The solution described in future articles will meet these requirements. In addition to building the solution, the default group configuration must be updated to restrict the invitation of users.
There are many settings that apply to Office 365 Groups (and Teams). I will discuss only those that apply in this scenario. For reference, the following pages discuss the Group Settings and controls:
Of particular interest to our scenario is the page on Guest access:
In the Security & privacy section, we need to turn off the option for users to add new guests (Figure 1).
Reviewing the guest access options, it is clear that the option for Group Owners to add external users must be disabled. This will require Global Admins to create accounts for external users in the directory. The Group Settings required are shown in Figure 2.

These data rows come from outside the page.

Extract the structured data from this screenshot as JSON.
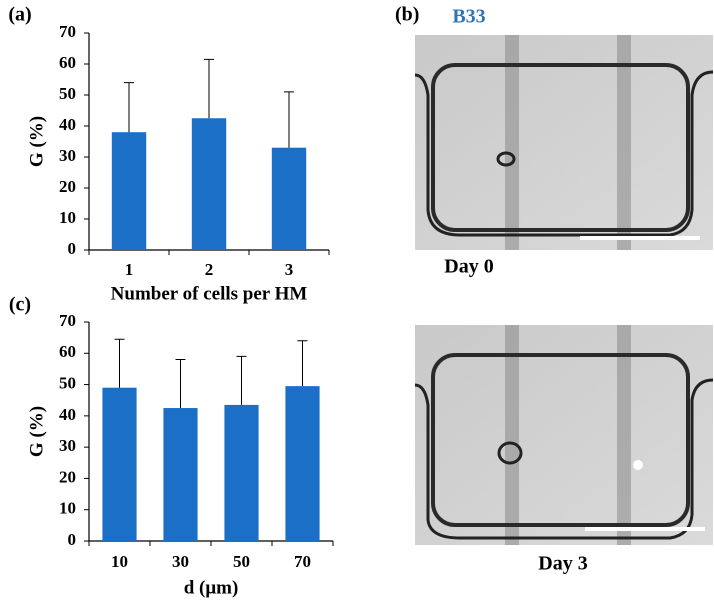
{
  "chart_data": [
    {
      "type": "bar",
      "panel_label": "(a)",
      "categories": [
        "1",
        "2",
        "3"
      ],
      "values": [
        38,
        42.5,
        33
      ],
      "errors": [
        16,
        19,
        18
      ],
      "color": "#1b6fc6",
      "ylim": [
        0,
        70
      ],
      "yticks": [
        0,
        10,
        20,
        30,
        40,
        50,
        60,
        70
      ],
      "xlabel": "Number of cells per HM",
      "ylabel": "G (%)"
    },
    {
      "type": "bar",
      "panel_label": "(c)",
      "categories": [
        "10",
        "30",
        "50",
        "70"
      ],
      "values": [
        49,
        42.5,
        43.5,
        49.5
      ],
      "errors": [
        15.5,
        15.5,
        15.5,
        14.5
      ],
      "color": "#1b6fc6",
      "ylim": [
        0,
        70
      ],
      "yticks": [
        0,
        10,
        20,
        30,
        40,
        50,
        60,
        70
      ],
      "xlabel": "d (μm)",
      "ylabel": "G (%)"
    }
  ],
  "images": {
    "panel_label": "(b)",
    "title": "B33",
    "captions": [
      "Day 0",
      "Day 3"
    ]
  }
}
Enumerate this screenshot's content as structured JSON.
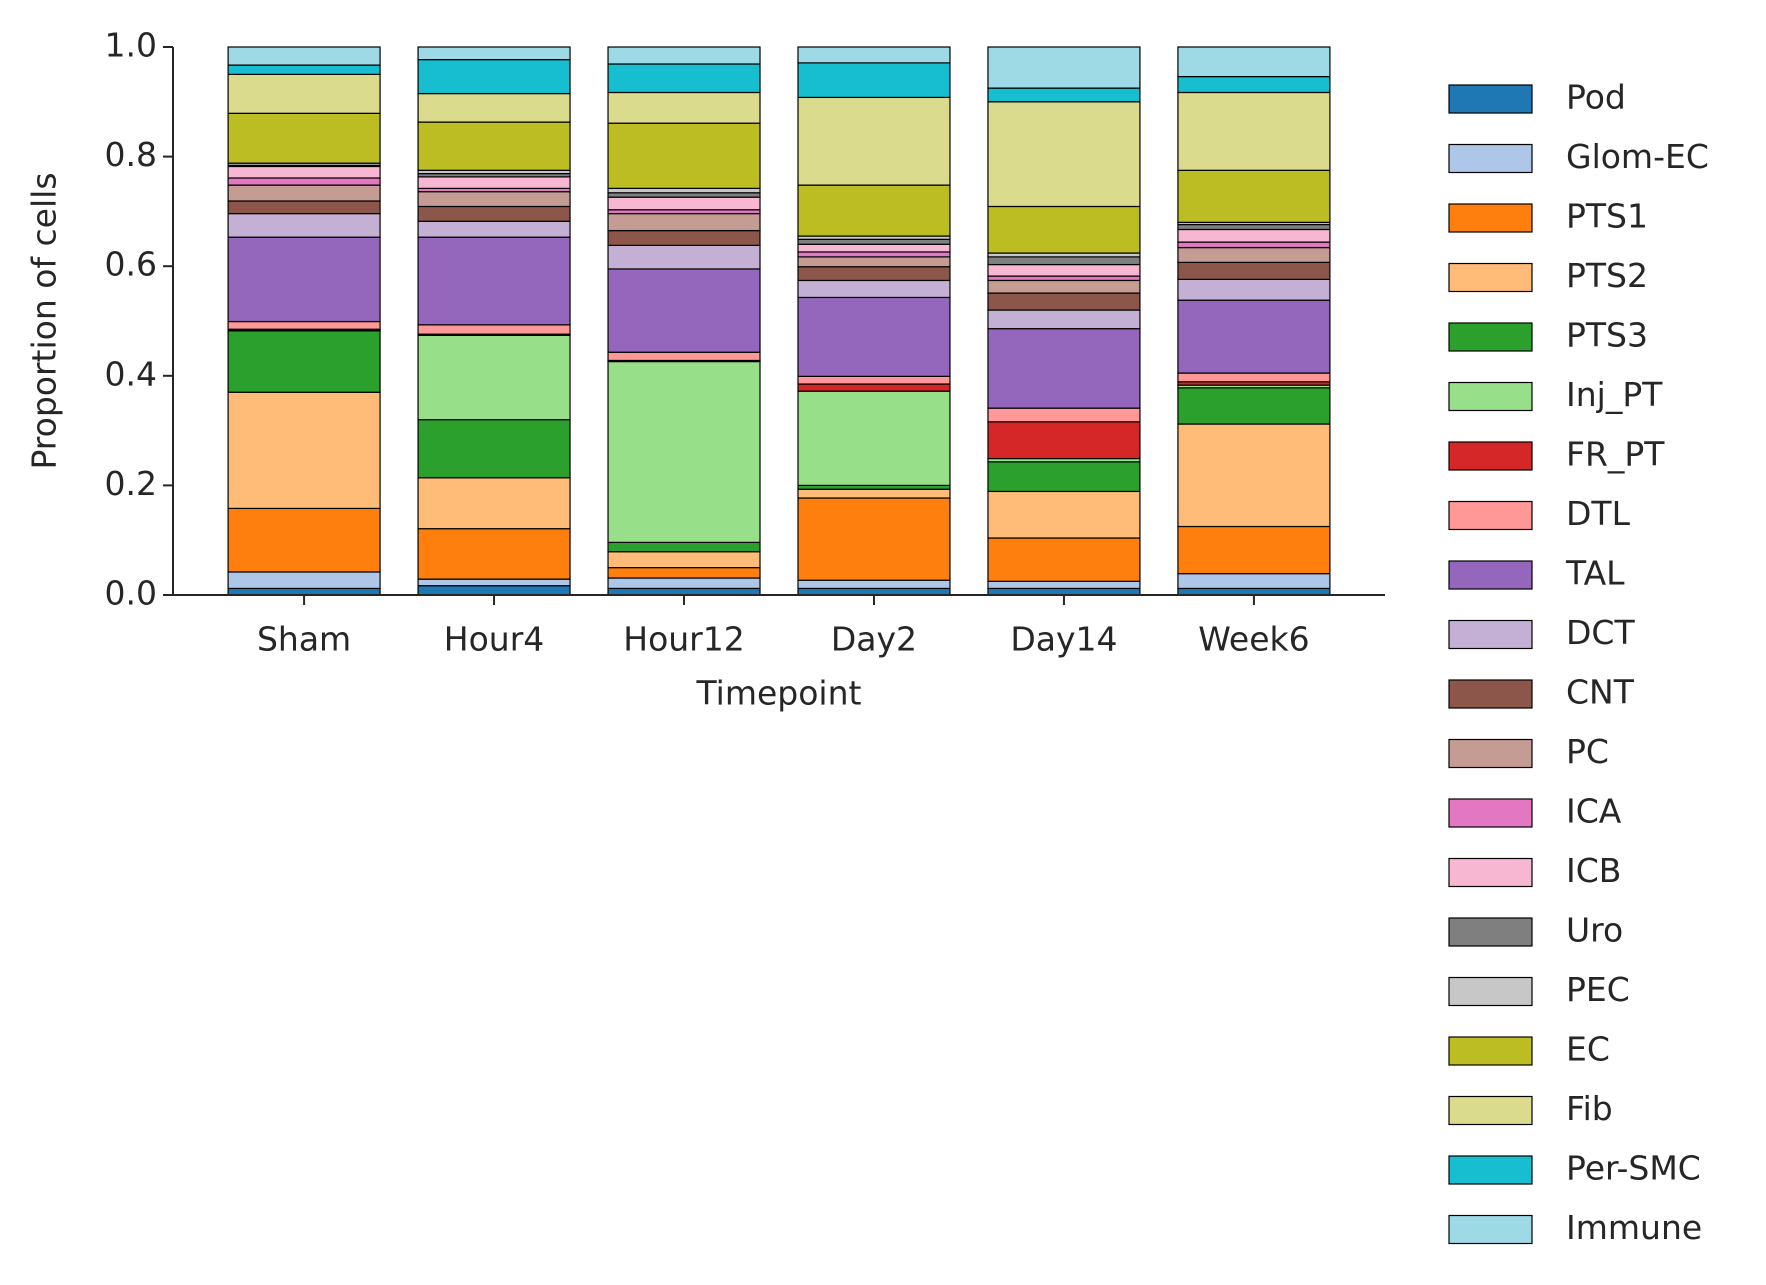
{
  "chart_data": {
    "type": "stacked_bar",
    "x_label": "Timepoint",
    "y_label": "Proportion of cells",
    "categories": [
      "Sham",
      "Hour4",
      "Hour12",
      "Day2",
      "Day14",
      "Week6"
    ],
    "ylim": [
      0,
      1
    ],
    "yticks": [
      {
        "value": 0,
        "label": "0.0"
      },
      0.2,
      0.4,
      0.6,
      0.8,
      {
        "value": 1,
        "label": "1.0"
      }
    ],
    "legend": "outside right",
    "series": [
      {
        "name": "Pod",
        "color": "#1f77b4",
        "values": [
          0.012,
          0.017,
          0.012,
          0.012,
          0.012,
          0.012
        ]
      },
      {
        "name": "Glom-EC",
        "color": "#aec7e8",
        "values": [
          0.03,
          0.012,
          0.019,
          0.015,
          0.013,
          0.027
        ]
      },
      {
        "name": "PTS1",
        "color": "#ff7f0e",
        "values": [
          0.116,
          0.092,
          0.019,
          0.15,
          0.079,
          0.086
        ]
      },
      {
        "name": "PTS2",
        "color": "#ffbb78",
        "values": [
          0.212,
          0.093,
          0.029,
          0.016,
          0.085,
          0.187
        ]
      },
      {
        "name": "PTS3",
        "color": "#2ca02c",
        "values": [
          0.112,
          0.106,
          0.017,
          0.007,
          0.054,
          0.066
        ]
      },
      {
        "name": "Inj_PT",
        "color": "#98df8a",
        "values": [
          0.002,
          0.154,
          0.33,
          0.172,
          0.006,
          0.005
        ]
      },
      {
        "name": "FR_PT",
        "color": "#d62728",
        "values": [
          0.001,
          0.002,
          0.002,
          0.013,
          0.067,
          0.006
        ]
      },
      {
        "name": "DTL",
        "color": "#ff9896",
        "values": [
          0.014,
          0.017,
          0.015,
          0.014,
          0.025,
          0.016
        ]
      },
      {
        "name": "TAL",
        "color": "#9467bd",
        "values": [
          0.154,
          0.16,
          0.152,
          0.144,
          0.145,
          0.133
        ]
      },
      {
        "name": "DCT",
        "color": "#c5b0d5",
        "values": [
          0.043,
          0.029,
          0.043,
          0.031,
          0.034,
          0.038
        ]
      },
      {
        "name": "CNT",
        "color": "#8c564b",
        "values": [
          0.023,
          0.027,
          0.027,
          0.025,
          0.031,
          0.031
        ]
      },
      {
        "name": "PC",
        "color": "#c49c94",
        "values": [
          0.029,
          0.027,
          0.031,
          0.018,
          0.023,
          0.027
        ]
      },
      {
        "name": "ICA",
        "color": "#e377c2",
        "values": [
          0.013,
          0.006,
          0.007,
          0.009,
          0.008,
          0.01
        ]
      },
      {
        "name": "ICB",
        "color": "#f7b6d2",
        "values": [
          0.021,
          0.021,
          0.023,
          0.014,
          0.021,
          0.023
        ]
      },
      {
        "name": "Uro",
        "color": "#7f7f7f",
        "values": [
          0.002,
          0.006,
          0.008,
          0.009,
          0.014,
          0.009
        ]
      },
      {
        "name": "PEC",
        "color": "#c7c7c7",
        "values": [
          0.004,
          0.006,
          0.008,
          0.006,
          0.007,
          0.004
        ]
      },
      {
        "name": "EC",
        "color": "#bcbd22",
        "values": [
          0.091,
          0.088,
          0.119,
          0.093,
          0.085,
          0.095
        ]
      },
      {
        "name": "Fib",
        "color": "#dbdb8d",
        "values": [
          0.071,
          0.052,
          0.056,
          0.16,
          0.191,
          0.142
        ]
      },
      {
        "name": "Per-SMC",
        "color": "#17becf",
        "values": [
          0.017,
          0.062,
          0.052,
          0.063,
          0.025,
          0.029
        ]
      },
      {
        "name": "Immune",
        "color": "#9edae5",
        "values": [
          0.033,
          0.023,
          0.031,
          0.029,
          0.075,
          0.054
        ]
      }
    ]
  }
}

SharePoint Sharing settings
In addition to the Group settings for access, we must address SharePoint’s sharing capability. (This is alluded to in the Security and Privacy settings dialog in Figure 1.) The file storage and web site for a group is hosted in SharePoint. Using the SharePoint web interface, a document (or any other SharePoint item) can be shared with users. To meet our requirements, we need to restrict sharing to users that already exist. Figure 3 shows the SharePoint Admin center page for sharing, with the appropriate settings for the “Share outside your organization” section. The other sections should be reviewed and set as appropriate for your organization.
Creating External Users
External Users for groups (and for SharePoint) must be known to the Office 365 service. Like all user accounts, external users are added to the directory that is providing authentication services to the tenant. This directory, known as Azure Active Directory, is managed from the Azure portal.
The capability for adding guests will still display in the web interface for global administrators. However, when the invited guest tries to access the group resource, they will recieve an error. External users must be added to the directory using the Azure AD B2B Collaboration service. AAD B2B provides for uploading a CSV file describing guest accounts. For each row in the file, an invitation is sent to the user. Information on the invitation process is included in the B2B documentation. Later in this series, the invitation process will be invoked by a web service.
Group Settings via PowerShell
Making changes to the Office 365 tenant as described above is also possible using PowerShell. The Guest Access documentation page includes the prerequisites and cmdlets to do so. The Patterns and Practices group has additional cmdlets for managing office 365 Groups. Information about those cmdlets are on the Office Developer Center.